Electricity policy: What went wrong in Ontario
People strongly criticize electricity policy in Ontario (How Ontario can end the cycle of meddling in electricity markets, April 5, 2017). Failures of will, political pandering, ambitious plans, failed experiments, et cetera were predictable, avoidable and preventable, if only government were constrained, subject to independent, transparent, deliberative review to oversee procurements and approve expenditures.
Ontario has a strong sense of identity when it comes to electricity; from its beginning, “Hydro” was an enterprise of strategic provincial importance.
The province’s hybrid electricity system is both a market-driven and a regulated marketplace, with licensed distributors, contracted, regulated and merchant generation, an ecosystem of energy technology and customer-service providers.
Ontario’s electricity market sets the price each hour at the marginal cost of supply: the variable cost of energy. The fixed costs – of nuclear, wind and solar, gas plants, conservation – are bundled together in a so-called Global Adjustment and it is high. This high fixed system, however, produces an abundance of energy at very low cost. Before the market opened, free-market theologians preached “energy-only” markets in which generators recovered long-term capital by bidding superhigh “scarcity prices” when the market was tight. Hard to imagine that was ever going to work.
Market restructuring in Ontario was not pain-free. Bills are higher because Ontario phased out coal, cancelled plants the community did not want, kept plants where the community insisted, subsidized conservation and made funds available for innovation. They are higher because Ontario gets half its energy from an aging fleet of Candu nuclear generators and has a massive fleet of gas-fired generators to stand in when nuclear isn’t available.
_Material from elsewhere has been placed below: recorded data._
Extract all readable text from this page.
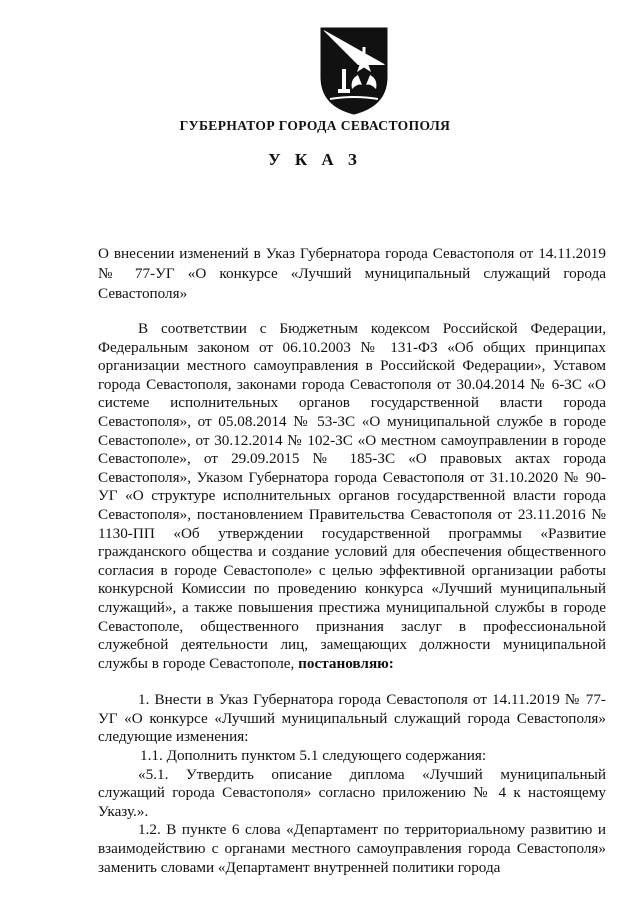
ГУБЕРНАТОР ГОРОДА СЕВАСТОПОЛЯ
У К А З
О внесении изменений в Указ Губернатора города Севастополя от 14.11.2019 № 77-УГ «О конкурсе «Лучший муниципальный служащий города Севастополя»

В соответствии с Бюджетным кодексом Российской Федерации, Федеральным законом от 06.10.2003 № 131-ФЗ «Об общих принципах организации местного самоуправления в Российской Федерации», Уставом города Севастополя, законами города Севастополя от 30.04.2014 № 6-ЗС «О системе исполнительных органов государственной власти города Севастополя», от 05.08.2014 № 53-ЗС «О муниципальной службе в городе Севастополе», от 30.12.2014 № 102-ЗС «О местном самоуправлении в городе Севастополе», от 29.09.2015 № 185-ЗС «О правовых актах города Севастополя», Указом Губернатора города Севастополя от 31.10.2020 № 90-УГ «О структуре исполнительных органов государственной власти города Севастополя», постановлением Правительства Севастополя от 23.11.2016 № 1130-ПП «Об утверждении государственной программы «Развитие гражданского общества и создание условий для обеспечения общественного согласия в городе Севастополе» с целью эффективной организации работы конкурсной Комиссии по проведению конкурса «Лучший муниципальный служащий», а также повышения престижа муниципальной службы в городе Севастополе, общественного признания заслуг в профессиональной служебной деятельности лиц, замещающих должности муниципальной службы в городе Севастополе, постановляю:

1. Внести в Указ Губернатора города Севастополя от 14.11.2019 № 77-УГ «О конкурсе «Лучший муниципальный служащий города Севастополя» следующие изменения:

1.1. Дополнить пунктом 5.1 следующего содержания:

«5.1. Утвердить описание диплома «Лучший муниципальный служащий города Севастополя» согласно приложению № 4 к настоящему Указу.».

1.2. В пункте 6 слова «Департамент по территориальному развитию и взаимодействию с органами местного самоуправления города Севастополя» заменить словами «Департамент внутренней политики города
With a regulator in charge, one supposes, none of this would have happened. It’s unlikely to have approved of solar at all, nor much of wind, no batteries, probably no conservation, no critical peak pricing, no carbon tax; we might still be burning coal.
In most of the country, the system is monopolized by vertically integrated Crown corporations. But in Ontario, monopolies are on the wane. New technologies and business models are evolving past one-way flow of electrons, to giving people the energy services they want.
Government policy over the past 20 years arguably has generated more benefits for the environment, public health and economic activity for Ontario than ever would have been the case under a regulated model. The operation of politics in society is the machinery that narrows options, sets out choices and ways of choosing. Messy it may be, but it has a way of giving people what they want.
People forget, but the best reason to shut down coal wasn’t carbon; it was sulphur, nitrogen, fine particulates and heavy metals. Southern Ontario used to be a giant summer smog zone, putting Ontarians’ health at stake. It took decades to persuade Ontario Hydro to quit burning coal, but we have not had a single smog day in Ontario since the plants shut down.
Ontario’s regrets ought not be conflated with “manner of governing,” as if handing over decision-making could avoid mistakes. There is no way of de-risking long-term projects. Political acceptability – mutable as it may be – is an essential planning requirement. In the absence of social licence, the authority of premiers and accountability to the polls always overrides.
There are some lessons from Ontario, some “do’s and don’ts.”
Don’t ram things down people’s throats; when you do, you will pay a high price; when you cancel the plants, you will pay a high price. Don’t tell customers what they can and can’t buy.
Do lead the narrative on needs, alternatives, outcome. Do allow time for people to come to the right conclusion. Do offer choices. Do model solutions. Do make the right choice easy, safe and cheap as possible.
Resist the temptation to regulate. In the emerging distributed-energy world in which Ontario is a leading example, we don’t need utility monopolies or public utility tribunals to decide what customers want and need.
The art of politics is giving people what they want. Good politicians are good listeners. It’s not the quasi-judicial process some want, but it’s real. Ontario’s ambitions are a shared vision. Generations of Ontarians have skin in this. Let the politicians be accountable. Social licence and political success go hand in hand; without one you cannot have the other.